The Strangers c’est un petit village tranquille où deux policiers très « Laurel et Hardy », rondouillards, pleutres et quelque peu bécassons coulent de paisibles journées. The Strangers c’est tout à coup une série de meurtres aussi mystérieux et inqualifiables que sordides et sanguinolents. The Strangers c’est toute une communauté qui bascule petit à petit dans la folie et la paranoïa, propulsée du jour au lendemain dans un embrouillamini macabre et insoluble. The Strangers c’est aussi un ermite japonais soupçonnable à souhait et une petite fille dont le comportement bascule inexorablement du côté possédé de la force…

Le résumé se fait volontairement laconique car The Strangers c’est tout cela et bien plus encore… 2h36 durant lesquelles Na Hong-jin prend un malin plaisir à nous balader et nous perdre dans le labyrinthe du surnaturel et de la démence. Si la première heure peut sembler légèrement tâtonnante – on ne sait pas vraiment où le cinéaste veut nous emmener, entre gravité de bon aloi et « comique » abstrait –, ce qui suit se révèle tout bonnement surréaliste. Brusquement le couperet tombe, la narration s’assombrit, l’atmosphère s’alourdit et les personnages gagnent en profondeur et en vivacité, la (légère) pantalonnade du début s’effaçant au profit d’une tension nerveuse exceptionnelle et anxiogène. La photographie elle sublime ce climat inquiétant et étouffant, image bleutée et visages crispés qui sous-entendent sans cesse ce duel entre le Bien et le Mal, la clarté et l’obscurité, le fantasme et la réalité.

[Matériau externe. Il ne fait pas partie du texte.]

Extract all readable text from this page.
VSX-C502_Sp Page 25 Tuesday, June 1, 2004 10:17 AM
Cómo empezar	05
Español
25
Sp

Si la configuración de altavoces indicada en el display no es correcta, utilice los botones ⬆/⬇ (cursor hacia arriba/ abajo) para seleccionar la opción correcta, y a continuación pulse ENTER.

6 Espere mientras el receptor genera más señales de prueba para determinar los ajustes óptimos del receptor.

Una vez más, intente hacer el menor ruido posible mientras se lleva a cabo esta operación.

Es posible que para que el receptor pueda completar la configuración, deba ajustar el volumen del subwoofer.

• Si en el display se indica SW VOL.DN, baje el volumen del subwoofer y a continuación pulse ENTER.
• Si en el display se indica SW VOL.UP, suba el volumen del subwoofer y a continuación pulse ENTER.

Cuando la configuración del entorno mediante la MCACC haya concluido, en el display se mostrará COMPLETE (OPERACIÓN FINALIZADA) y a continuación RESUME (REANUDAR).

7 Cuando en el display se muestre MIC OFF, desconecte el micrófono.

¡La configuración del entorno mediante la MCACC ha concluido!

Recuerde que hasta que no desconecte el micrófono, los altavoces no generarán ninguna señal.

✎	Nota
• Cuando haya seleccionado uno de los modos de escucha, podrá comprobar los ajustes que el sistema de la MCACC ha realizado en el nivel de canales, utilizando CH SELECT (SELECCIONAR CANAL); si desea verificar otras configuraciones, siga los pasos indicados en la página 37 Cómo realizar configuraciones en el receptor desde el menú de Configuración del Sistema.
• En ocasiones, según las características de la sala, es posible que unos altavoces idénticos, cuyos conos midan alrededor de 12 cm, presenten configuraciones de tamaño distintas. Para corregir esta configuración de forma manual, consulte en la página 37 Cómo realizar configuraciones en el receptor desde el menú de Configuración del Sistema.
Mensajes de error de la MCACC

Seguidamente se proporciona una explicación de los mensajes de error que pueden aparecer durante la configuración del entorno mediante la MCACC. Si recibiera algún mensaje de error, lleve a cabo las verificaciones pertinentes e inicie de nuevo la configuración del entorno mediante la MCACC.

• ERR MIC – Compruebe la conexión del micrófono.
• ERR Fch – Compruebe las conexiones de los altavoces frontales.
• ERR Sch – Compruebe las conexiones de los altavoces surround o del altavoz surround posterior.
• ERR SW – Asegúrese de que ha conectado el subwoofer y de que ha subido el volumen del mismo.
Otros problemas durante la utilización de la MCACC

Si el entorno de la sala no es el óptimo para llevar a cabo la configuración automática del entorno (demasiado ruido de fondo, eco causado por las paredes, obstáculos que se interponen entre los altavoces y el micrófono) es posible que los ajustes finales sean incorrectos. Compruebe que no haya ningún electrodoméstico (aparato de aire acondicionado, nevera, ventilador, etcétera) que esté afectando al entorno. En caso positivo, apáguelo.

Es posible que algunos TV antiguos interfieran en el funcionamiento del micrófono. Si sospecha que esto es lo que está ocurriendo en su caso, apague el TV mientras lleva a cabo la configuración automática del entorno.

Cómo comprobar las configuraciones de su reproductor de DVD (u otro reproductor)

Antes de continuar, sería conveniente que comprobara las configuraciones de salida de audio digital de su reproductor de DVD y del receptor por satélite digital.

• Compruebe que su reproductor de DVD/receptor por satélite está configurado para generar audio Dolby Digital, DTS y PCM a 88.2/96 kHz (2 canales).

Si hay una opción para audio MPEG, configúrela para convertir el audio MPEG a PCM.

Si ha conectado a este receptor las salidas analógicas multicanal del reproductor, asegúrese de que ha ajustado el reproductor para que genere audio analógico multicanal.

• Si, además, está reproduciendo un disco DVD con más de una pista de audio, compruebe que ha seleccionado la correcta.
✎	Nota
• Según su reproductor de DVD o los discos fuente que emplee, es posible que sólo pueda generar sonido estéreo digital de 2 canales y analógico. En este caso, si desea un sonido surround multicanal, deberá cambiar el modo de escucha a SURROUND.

Si l’on part du principe que Dieu existe, alors le Diable lui n’est jamais loin et l’on décèle chez Hong-jin une envie (voire un besoin viscéral), à travers ce film à l’âme méphistophélique, de traiter des thèmes de l’apparence et du dilemme, de revisiter la figure du Mal – insaisissable, malin, légion et qui se niche souvent là où nous ne l’attendons pas – et de poser la question de l’étranger, celui qui vient d’ailleurs, entouré d’un halo de mystère et constituant bien souvent une proie et un coupable parfaits. Certaines scènes (rites chamaniques) sont tout simplement époustouflantes et très éprouvantes, ponctuées de musique traditionnelle habitée, vertigineuse et de cris sans fin. Quant à l’épilogue, il s’étend et s’étire, comme une manière de torturer et d’étrangler encore un peu plus le-la spectateur-trice dans une maîtrise du suspense hallucinante, parvenant à mettre un point final subtil, original et inattendu à ce voyage au bout de l’enfer. Na Hong-jin ne se perd pas en route et, pugnace, poursuit son idée jusqu’au bout quitte à faire grincer des dents ou à secouer sans ménagement un public déstabilisé.

The Strangers est un long-métrage qui transpire la diablerie par tous les pores, excessif, noueux, dérangeant, tout en murmures ou en hurlements, en jeux de miroirs, en faux-semblants, où chaque comédien-n-e joue son rôle à la perfection, avec une mention spéciale pour la petite Kim Hawn-hee, dont le talent laisse pantois-e et abasourdi-e. Qui est le bon, qui est le mauvais ? Le gouffre entre le Bien et le Mal est-il aussi béant ou la frontière entre les deux se fait-elle plus ténue que nous ne le pensons ? Bien des questions pour un film difficilement comparable à d’autres, L’Exorciste peut-être, bien que ce raccourci soit on ne peut plus facile.

À certains The Strangers apparaîtra comme poussif et grand-guignolesque, l’on criera donc à la supercherie, tandis que d’autres y verront un chef-d’œuvre incontournable. Je choisis personnellement le second camp, tant je ne suis toujours pas revenue de cette claque cinématographique en forme de plongée dans les tunnels obscurs et sinueux de l’enfer…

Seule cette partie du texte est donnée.